America's Public Television Stations, the lobbying arm of public broadcasters, wants to let companies add "calls to action"-urging viewers to buy products-to their underwriting credits.letting underwriters compare their products to those of rivals.

BIDS TO `BUY' NOW BANNED

Under current Public Broadcasting Service guidelines, underwriters cannot urge viewers to purchase their products or make comparative claims.

The prospect of increased commercialization is raising concern among the industry's biggest supporters on Capitol Hill.

U.S. Rep. Billy Tauzin (R., La.) chairman of the House telecommunications subcommittee, is a key industry ally and possible House sponsor of legislation to fund public broadcasting through the year 2002. But last week, speaking at an APTS event in Washington, he said Congress might shy away from funding public broadcasters if they become overtly commercial.

Rep. Ed Markey (D., Mass.), ranking minority subcommittee member, is another important ally, but he also opposes efforts to make public broadcasting more commercial, said aide David Moulton.

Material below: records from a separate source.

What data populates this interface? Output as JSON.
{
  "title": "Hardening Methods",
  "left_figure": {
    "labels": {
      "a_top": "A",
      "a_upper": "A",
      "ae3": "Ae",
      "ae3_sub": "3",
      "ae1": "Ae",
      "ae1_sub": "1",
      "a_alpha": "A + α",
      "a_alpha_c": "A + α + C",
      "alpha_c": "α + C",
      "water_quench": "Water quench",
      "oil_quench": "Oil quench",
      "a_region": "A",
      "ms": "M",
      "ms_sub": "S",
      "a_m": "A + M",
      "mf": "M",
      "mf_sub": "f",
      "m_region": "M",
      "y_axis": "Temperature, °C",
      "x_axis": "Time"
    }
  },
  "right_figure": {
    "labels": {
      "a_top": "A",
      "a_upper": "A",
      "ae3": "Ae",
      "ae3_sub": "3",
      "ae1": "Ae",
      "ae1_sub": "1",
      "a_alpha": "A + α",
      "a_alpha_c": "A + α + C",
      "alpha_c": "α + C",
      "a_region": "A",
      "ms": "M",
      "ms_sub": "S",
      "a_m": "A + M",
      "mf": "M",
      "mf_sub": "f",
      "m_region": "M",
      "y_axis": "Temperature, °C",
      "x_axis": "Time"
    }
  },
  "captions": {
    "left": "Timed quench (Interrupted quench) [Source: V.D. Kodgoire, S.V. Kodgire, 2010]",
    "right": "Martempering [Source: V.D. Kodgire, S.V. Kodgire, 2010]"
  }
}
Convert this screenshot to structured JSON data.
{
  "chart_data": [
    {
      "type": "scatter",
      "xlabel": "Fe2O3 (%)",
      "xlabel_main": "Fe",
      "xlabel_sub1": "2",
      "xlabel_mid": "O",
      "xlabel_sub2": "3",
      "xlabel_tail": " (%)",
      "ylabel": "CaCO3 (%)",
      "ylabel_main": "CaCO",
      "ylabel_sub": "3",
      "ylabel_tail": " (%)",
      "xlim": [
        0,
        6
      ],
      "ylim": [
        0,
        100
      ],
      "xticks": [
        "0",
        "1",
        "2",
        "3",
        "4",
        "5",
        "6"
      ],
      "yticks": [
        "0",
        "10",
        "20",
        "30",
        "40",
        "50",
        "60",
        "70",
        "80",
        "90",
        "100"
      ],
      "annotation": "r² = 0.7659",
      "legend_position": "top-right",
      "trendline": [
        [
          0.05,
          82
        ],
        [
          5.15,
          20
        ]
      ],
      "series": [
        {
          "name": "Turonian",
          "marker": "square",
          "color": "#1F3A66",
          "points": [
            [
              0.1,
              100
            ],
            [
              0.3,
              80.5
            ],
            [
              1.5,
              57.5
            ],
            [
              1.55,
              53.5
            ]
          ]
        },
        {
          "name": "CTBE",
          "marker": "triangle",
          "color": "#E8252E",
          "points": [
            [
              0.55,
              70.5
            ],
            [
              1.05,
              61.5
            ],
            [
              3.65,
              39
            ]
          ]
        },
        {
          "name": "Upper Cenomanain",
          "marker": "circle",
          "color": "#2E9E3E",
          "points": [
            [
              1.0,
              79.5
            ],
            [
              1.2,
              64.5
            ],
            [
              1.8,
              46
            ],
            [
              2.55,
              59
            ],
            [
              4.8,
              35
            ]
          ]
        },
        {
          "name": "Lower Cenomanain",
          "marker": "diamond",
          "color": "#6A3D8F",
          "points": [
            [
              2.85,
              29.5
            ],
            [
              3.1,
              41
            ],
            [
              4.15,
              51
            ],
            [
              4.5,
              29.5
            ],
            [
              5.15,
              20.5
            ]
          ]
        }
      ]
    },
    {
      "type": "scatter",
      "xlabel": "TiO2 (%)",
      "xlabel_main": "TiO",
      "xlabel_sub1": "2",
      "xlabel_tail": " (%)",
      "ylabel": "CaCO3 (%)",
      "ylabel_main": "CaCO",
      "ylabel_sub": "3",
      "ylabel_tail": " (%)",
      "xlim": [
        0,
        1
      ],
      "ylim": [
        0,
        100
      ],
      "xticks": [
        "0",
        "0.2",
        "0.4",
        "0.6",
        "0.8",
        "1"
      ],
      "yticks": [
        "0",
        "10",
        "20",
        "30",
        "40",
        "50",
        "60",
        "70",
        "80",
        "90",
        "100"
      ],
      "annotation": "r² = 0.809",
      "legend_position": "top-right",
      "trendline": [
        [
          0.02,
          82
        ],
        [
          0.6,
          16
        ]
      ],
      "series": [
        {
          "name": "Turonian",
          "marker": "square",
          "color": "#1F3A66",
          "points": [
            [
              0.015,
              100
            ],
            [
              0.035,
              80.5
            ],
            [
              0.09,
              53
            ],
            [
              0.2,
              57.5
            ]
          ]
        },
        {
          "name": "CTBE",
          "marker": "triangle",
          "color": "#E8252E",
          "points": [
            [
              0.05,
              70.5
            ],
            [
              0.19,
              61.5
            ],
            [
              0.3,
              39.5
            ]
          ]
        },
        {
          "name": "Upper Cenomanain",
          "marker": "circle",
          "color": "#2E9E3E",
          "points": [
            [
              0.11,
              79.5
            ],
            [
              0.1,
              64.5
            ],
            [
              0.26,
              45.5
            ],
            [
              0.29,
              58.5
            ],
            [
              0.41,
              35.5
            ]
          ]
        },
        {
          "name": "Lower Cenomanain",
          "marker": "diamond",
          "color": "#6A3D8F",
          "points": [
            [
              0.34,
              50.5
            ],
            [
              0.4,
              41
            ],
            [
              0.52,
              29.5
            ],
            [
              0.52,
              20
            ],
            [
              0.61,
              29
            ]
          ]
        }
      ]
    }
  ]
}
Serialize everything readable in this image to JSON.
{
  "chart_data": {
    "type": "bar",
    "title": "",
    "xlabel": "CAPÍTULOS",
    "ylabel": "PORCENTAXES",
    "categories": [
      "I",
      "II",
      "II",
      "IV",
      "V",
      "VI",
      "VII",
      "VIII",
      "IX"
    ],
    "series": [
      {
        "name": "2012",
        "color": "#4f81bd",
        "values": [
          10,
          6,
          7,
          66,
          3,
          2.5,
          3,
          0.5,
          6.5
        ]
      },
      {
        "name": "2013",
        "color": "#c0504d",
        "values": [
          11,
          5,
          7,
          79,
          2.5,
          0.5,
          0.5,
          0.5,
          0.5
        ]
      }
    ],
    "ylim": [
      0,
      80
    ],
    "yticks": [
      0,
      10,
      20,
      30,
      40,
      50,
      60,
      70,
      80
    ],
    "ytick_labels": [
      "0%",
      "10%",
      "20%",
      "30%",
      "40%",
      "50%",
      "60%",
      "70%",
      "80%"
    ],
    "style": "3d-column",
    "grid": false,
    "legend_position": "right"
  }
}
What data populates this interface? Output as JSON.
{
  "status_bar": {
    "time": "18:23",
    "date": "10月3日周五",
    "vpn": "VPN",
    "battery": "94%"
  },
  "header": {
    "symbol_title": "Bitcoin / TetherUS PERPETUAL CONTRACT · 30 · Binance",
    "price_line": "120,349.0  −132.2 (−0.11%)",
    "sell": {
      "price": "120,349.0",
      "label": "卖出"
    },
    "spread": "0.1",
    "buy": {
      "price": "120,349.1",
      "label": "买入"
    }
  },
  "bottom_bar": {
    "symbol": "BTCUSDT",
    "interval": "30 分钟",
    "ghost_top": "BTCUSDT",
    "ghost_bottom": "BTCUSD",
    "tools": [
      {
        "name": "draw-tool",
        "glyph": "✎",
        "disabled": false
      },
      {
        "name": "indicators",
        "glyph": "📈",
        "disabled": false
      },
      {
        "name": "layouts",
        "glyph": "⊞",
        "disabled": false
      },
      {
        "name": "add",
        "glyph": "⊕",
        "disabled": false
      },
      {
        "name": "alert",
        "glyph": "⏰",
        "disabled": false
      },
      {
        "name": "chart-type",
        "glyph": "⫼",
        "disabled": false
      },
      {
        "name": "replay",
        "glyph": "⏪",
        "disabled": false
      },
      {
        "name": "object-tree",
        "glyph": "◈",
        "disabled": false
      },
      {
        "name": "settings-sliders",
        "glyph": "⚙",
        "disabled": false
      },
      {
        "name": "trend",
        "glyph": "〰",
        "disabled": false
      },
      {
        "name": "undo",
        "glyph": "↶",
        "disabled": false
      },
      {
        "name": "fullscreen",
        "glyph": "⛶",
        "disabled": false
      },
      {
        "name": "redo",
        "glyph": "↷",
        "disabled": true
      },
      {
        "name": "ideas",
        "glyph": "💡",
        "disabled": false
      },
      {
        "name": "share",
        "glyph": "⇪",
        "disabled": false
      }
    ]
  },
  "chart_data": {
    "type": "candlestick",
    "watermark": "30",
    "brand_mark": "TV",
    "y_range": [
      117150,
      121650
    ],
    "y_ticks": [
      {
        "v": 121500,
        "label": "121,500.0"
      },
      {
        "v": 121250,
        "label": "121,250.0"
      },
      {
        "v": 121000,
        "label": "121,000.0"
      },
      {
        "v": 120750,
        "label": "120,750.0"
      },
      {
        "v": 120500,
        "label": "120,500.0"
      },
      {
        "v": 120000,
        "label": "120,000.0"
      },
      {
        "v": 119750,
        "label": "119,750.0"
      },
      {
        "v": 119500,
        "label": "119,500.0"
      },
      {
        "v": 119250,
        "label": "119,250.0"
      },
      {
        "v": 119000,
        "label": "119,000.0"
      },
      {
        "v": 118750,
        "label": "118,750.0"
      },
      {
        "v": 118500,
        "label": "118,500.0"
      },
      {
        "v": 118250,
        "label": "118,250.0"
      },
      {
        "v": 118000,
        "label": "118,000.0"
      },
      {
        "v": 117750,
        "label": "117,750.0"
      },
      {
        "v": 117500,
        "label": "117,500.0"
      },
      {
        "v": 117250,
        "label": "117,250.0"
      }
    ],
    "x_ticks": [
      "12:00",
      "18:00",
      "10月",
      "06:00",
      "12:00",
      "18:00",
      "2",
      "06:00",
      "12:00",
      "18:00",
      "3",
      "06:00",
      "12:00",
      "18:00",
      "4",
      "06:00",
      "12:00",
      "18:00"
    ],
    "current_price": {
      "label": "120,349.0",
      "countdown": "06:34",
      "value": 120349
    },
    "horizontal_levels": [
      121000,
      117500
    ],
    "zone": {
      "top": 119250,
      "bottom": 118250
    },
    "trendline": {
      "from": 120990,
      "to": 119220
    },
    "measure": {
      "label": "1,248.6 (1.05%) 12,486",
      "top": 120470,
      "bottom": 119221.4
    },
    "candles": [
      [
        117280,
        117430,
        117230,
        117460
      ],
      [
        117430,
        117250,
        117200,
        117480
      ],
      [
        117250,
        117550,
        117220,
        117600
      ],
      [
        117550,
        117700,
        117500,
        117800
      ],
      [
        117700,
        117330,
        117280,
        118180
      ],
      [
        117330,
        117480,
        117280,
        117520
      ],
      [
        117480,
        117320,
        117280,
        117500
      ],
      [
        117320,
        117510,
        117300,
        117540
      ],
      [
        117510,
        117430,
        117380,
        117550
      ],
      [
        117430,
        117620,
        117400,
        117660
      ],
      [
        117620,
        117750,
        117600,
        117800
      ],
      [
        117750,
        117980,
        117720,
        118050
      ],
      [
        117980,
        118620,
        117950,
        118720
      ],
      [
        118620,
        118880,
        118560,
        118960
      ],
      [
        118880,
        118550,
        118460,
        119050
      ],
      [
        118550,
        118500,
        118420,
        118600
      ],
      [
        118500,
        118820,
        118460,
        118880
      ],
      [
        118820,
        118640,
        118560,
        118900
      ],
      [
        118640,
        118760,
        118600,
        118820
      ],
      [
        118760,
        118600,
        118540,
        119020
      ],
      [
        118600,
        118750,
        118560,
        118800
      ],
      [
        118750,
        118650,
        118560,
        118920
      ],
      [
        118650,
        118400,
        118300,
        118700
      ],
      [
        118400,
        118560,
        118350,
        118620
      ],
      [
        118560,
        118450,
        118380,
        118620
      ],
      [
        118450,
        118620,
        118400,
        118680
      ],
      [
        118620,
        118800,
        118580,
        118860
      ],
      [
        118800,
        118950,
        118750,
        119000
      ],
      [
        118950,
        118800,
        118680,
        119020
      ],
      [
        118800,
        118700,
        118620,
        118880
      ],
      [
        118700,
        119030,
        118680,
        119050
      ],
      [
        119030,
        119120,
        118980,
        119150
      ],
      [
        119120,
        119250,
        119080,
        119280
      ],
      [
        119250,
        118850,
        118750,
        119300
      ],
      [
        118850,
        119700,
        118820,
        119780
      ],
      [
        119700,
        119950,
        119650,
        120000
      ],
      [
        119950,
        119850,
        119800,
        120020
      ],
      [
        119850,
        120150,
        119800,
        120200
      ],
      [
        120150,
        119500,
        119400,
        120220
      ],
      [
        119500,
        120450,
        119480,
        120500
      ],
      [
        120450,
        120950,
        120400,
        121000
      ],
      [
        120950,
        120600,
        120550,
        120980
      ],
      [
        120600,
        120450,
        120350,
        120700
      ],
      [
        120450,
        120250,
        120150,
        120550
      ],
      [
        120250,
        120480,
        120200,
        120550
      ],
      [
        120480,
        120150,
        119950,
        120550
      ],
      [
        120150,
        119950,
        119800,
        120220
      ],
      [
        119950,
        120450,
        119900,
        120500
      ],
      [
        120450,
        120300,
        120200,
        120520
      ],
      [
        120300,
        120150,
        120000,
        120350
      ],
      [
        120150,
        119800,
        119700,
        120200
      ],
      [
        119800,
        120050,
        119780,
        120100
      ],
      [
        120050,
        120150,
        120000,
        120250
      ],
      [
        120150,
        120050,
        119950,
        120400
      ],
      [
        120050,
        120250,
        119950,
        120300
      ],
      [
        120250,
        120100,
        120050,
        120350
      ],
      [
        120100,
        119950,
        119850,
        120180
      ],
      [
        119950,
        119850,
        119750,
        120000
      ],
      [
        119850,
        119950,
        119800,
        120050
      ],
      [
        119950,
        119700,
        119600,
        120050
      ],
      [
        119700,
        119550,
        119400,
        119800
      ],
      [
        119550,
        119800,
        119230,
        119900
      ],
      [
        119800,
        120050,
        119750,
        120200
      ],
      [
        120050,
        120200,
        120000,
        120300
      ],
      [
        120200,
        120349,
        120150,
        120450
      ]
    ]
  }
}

"They will drive away their public support and undermine what makes them special," Mr. Moulton said.

Some watchdog groups also have strong concerns.

"The potential of overcommercialization raises critical policy issues," said Jeff Chester, executive director of the Center for Media Education.

CREATING NEW OPPONENTS

Andy Schwartzman, president of the Media Access Project, said relaxing the underwriting guidelines would siphon ad revenue from commercial broadcasters, turning them into opponents of the industry.

A PBS*spokesman emphasized that the underwriting proposal has been crafted by APTS-not PBS.

"We don't necessarily have to change our underwriting guidelines just because there's a relaxation," he said.

Last week, a coalition of 120 APTS member stations circulated a letter on Capitol Hill reaffirming their commitment to non-commercial service. But the coalition expressed concern that some public broadcasters are airing 30-second underwriting credits-twice the length of the industry norm.

Longer credits, they said, make it tough for producers to attract national underwriting within the parameters of PBS guidelines.

APTS' underwriting proposal is part of a comprehensive legislative package being pitched on the hill.

Mr. Hatch is a staff reporter with Electronic Media.